The Croton, also known as Joseph’s Coat, is beautiful foliage plant. Most people think greens, white, and yellows when they think of variegation, but the Croton has something special to offer. Picture hot pinks, reds, oranges, yellows, and bright greens; Crotons have them all! The different varieties of Croton have different combinations of color, so it’s good to shop around.

Crotons prefer bright, but filtered sun. They will survive if they are kept in lower light levels, but if you want to maintain their beautiful colors, sun is required. Avoid direct sun unless it is an early morning exposure or if it is winter-time. If you keep your Croton away from the window, supplemental lighting is probably a good idea. I like to use Daylight Compact Fluorescents for many of my houseplants; they really work well.

Try not to allow your plant to get too dry. I made this mistake early on, and let me tell you: this plant will be quick to express its displeasure! Crotons will wilt quickly and dramatically. If this happens, be sure to re-wet the potting mix quickly. If you don’t catch it right away the plant will most likely die. Also be sure that you never leave this plant sitting in water. Root rot will quickly set in, and again, the plant will most likely die.

Humidity is desirable, and misting is beneficial for Crotons. If you don’t want to mist regularly, you can supplement misting with a humidity tray.

Temperature is very important to Crotons. They are very particular about the range they will perform best in. 68 degrees Fahrenheit (20 degrees Celsius) is optimal. You definitely do not want to go much lower than this or leaves may begin to drop off. Sudden drafts can cause lots of leaves to drop all at once! Keep this in mind when selecting a location. Note whether your windows are leaky or if there is a cool draft running along the floor or under doors. Temperatures over the optimal will cause the plant simply to flag or sulk every so often, and the effects of drought will be more pronounced if temperatures are high.

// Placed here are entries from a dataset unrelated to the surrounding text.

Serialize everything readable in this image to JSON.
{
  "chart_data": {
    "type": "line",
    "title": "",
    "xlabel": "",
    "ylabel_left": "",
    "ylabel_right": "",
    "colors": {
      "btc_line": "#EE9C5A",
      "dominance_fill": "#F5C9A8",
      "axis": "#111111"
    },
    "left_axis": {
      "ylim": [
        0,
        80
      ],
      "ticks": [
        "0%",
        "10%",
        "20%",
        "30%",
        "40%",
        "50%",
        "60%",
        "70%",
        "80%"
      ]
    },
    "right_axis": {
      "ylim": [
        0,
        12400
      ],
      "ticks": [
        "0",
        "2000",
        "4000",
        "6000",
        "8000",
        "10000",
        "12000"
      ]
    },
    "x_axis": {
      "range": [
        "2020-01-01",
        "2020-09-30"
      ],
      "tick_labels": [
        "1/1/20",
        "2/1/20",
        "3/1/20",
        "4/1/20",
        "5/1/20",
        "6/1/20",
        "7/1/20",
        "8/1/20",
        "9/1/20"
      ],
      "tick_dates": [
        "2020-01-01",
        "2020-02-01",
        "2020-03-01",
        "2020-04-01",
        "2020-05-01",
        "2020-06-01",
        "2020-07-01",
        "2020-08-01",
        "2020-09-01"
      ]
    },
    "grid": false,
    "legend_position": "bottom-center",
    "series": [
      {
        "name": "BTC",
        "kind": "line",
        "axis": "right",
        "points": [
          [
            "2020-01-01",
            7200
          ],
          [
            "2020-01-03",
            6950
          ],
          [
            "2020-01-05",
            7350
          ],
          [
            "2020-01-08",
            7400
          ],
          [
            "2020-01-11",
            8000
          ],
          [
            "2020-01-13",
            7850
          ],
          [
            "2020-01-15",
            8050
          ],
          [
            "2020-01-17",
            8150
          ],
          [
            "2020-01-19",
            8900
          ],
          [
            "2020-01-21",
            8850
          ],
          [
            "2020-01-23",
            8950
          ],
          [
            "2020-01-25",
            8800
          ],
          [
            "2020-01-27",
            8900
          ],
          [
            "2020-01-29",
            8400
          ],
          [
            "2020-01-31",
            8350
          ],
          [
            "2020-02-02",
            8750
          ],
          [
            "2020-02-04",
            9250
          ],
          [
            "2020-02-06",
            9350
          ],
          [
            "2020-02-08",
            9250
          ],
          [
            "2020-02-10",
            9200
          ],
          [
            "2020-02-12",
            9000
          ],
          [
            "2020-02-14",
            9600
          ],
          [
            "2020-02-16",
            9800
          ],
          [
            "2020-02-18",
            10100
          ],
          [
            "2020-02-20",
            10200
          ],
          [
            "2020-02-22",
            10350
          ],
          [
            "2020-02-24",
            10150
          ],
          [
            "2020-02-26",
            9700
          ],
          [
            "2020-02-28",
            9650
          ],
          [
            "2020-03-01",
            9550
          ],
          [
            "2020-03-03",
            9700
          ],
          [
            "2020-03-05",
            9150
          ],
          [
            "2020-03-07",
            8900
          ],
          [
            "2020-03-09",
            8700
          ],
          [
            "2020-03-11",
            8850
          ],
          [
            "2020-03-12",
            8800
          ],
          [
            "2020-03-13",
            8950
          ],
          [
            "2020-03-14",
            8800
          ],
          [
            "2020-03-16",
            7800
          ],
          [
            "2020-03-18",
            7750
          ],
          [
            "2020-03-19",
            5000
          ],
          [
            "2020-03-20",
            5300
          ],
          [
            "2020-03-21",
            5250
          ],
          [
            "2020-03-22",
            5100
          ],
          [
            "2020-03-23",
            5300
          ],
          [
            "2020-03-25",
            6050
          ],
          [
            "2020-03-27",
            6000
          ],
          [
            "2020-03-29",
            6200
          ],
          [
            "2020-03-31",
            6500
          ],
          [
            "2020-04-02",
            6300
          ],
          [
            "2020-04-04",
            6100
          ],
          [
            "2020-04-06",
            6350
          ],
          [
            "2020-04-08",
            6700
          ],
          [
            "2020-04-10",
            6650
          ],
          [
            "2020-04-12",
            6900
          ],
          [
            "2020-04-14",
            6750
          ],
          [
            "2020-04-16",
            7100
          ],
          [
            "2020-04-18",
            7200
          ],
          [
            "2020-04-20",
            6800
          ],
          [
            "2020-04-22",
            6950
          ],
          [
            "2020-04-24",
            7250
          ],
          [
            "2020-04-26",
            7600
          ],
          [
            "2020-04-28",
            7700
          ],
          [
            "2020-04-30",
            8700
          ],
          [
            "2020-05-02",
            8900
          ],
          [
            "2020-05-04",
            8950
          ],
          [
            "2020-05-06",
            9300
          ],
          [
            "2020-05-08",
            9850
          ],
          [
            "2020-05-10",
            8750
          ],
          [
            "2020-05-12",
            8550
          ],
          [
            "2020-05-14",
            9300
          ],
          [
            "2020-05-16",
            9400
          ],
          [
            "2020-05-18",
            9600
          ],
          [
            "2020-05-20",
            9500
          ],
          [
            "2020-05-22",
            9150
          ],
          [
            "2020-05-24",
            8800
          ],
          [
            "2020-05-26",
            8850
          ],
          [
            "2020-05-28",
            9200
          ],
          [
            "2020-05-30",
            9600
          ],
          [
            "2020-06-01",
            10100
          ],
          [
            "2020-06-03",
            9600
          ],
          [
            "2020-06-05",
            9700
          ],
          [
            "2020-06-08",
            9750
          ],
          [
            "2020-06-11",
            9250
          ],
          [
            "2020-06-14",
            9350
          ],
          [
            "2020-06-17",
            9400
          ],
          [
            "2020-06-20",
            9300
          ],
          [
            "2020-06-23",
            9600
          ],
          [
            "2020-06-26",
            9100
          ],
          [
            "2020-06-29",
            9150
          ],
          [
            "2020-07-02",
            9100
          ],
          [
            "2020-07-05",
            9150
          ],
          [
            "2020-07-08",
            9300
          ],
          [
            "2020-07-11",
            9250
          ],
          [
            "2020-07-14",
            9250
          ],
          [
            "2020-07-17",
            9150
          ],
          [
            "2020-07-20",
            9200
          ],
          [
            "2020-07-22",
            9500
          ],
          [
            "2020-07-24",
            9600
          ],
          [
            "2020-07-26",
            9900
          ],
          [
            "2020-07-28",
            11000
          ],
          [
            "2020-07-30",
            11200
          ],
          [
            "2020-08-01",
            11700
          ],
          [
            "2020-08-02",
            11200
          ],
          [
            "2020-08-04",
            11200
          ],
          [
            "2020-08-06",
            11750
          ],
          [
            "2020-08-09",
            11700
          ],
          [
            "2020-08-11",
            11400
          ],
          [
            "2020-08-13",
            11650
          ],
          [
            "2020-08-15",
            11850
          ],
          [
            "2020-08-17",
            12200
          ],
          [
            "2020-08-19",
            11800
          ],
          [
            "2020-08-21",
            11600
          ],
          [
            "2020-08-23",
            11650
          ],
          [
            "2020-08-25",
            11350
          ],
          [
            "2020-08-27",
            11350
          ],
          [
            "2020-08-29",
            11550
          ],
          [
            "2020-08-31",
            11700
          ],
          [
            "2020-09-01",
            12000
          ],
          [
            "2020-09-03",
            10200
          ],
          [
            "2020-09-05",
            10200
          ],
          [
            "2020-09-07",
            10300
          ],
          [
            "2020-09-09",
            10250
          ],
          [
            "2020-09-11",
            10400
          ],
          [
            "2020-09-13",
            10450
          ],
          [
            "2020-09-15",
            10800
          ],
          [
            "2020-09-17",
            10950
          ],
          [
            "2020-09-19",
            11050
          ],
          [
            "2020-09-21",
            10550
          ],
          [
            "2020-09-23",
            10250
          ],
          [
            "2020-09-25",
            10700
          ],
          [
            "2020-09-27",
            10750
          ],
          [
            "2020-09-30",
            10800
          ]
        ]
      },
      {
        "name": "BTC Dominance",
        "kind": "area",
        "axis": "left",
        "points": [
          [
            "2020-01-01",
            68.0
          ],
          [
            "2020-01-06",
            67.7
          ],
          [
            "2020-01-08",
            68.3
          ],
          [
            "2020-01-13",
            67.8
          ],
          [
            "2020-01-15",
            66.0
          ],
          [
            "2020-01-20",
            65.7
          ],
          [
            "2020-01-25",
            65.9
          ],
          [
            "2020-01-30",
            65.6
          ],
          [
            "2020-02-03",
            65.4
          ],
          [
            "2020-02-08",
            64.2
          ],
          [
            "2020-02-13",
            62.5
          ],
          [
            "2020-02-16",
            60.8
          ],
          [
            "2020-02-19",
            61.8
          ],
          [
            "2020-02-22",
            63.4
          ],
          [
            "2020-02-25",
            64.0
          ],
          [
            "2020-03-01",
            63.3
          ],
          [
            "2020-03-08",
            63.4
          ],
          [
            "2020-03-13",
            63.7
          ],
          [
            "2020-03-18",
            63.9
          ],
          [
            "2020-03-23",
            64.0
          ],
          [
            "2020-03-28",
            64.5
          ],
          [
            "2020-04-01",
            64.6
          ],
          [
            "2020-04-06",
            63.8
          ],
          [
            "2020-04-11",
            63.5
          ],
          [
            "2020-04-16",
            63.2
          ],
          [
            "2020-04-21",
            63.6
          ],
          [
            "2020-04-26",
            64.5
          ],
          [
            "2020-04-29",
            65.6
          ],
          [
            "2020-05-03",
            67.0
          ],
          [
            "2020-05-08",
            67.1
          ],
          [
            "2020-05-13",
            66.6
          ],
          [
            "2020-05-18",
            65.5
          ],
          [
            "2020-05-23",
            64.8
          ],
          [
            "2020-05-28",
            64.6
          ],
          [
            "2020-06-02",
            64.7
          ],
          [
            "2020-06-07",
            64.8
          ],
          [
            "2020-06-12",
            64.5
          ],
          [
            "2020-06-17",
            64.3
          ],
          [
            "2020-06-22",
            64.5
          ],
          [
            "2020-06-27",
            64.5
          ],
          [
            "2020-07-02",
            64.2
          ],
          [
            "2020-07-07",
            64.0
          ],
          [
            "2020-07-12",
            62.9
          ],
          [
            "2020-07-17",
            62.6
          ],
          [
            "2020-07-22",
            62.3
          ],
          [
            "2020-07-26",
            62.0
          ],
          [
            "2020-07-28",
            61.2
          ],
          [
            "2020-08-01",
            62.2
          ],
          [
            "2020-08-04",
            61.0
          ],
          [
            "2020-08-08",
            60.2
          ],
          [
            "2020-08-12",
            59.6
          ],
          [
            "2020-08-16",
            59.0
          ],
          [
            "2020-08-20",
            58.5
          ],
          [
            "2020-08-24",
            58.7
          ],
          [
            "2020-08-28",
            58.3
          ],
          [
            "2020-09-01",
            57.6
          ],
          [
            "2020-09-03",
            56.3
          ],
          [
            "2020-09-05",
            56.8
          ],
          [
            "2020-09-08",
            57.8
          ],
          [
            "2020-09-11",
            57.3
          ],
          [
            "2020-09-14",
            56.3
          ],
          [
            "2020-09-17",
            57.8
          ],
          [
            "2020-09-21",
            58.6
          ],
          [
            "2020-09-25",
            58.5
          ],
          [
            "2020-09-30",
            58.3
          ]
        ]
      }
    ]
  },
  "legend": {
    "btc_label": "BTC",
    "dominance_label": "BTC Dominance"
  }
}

Crotons do like to be fertilized. Fertilize regularly with a standard water-soluble fertilizer all through spring and summer. Be sure to follow the dosage recommendation on the package, as Nitrogen can cause green colors to dominate the leaves.

Propagation of Croton is often done by air-layering, but you can also take cuttings. If you take cuttings, be sure to strip away any woody layers on the inch you plan to stick in the potting mix and use a good rooting hormone.

Mealy bugs and scale are the most commons pests on Croton, and spider mites are an occasional visitor. Be sure to check the plant thoroughly before you purchase it for any signs of infestation.

It’s a good idea to give your Croton a pinch if you would like to give it a full, bushy form. I snipped the top of my plant off at the fourth node. From the base of the plant, I counted upwards until I reached the fourth branch or leaf and cut the rest of the plant off just above that spot. It’s best to do this when the plant is still on the small side to avoid stressing it out more than necessary.

Crotons have a reputation for being finicky, but with a little attention, your plant will reward you with brilliant colors to brighten the room. They aren’t as difficult as some would like you to believe; grow one and see!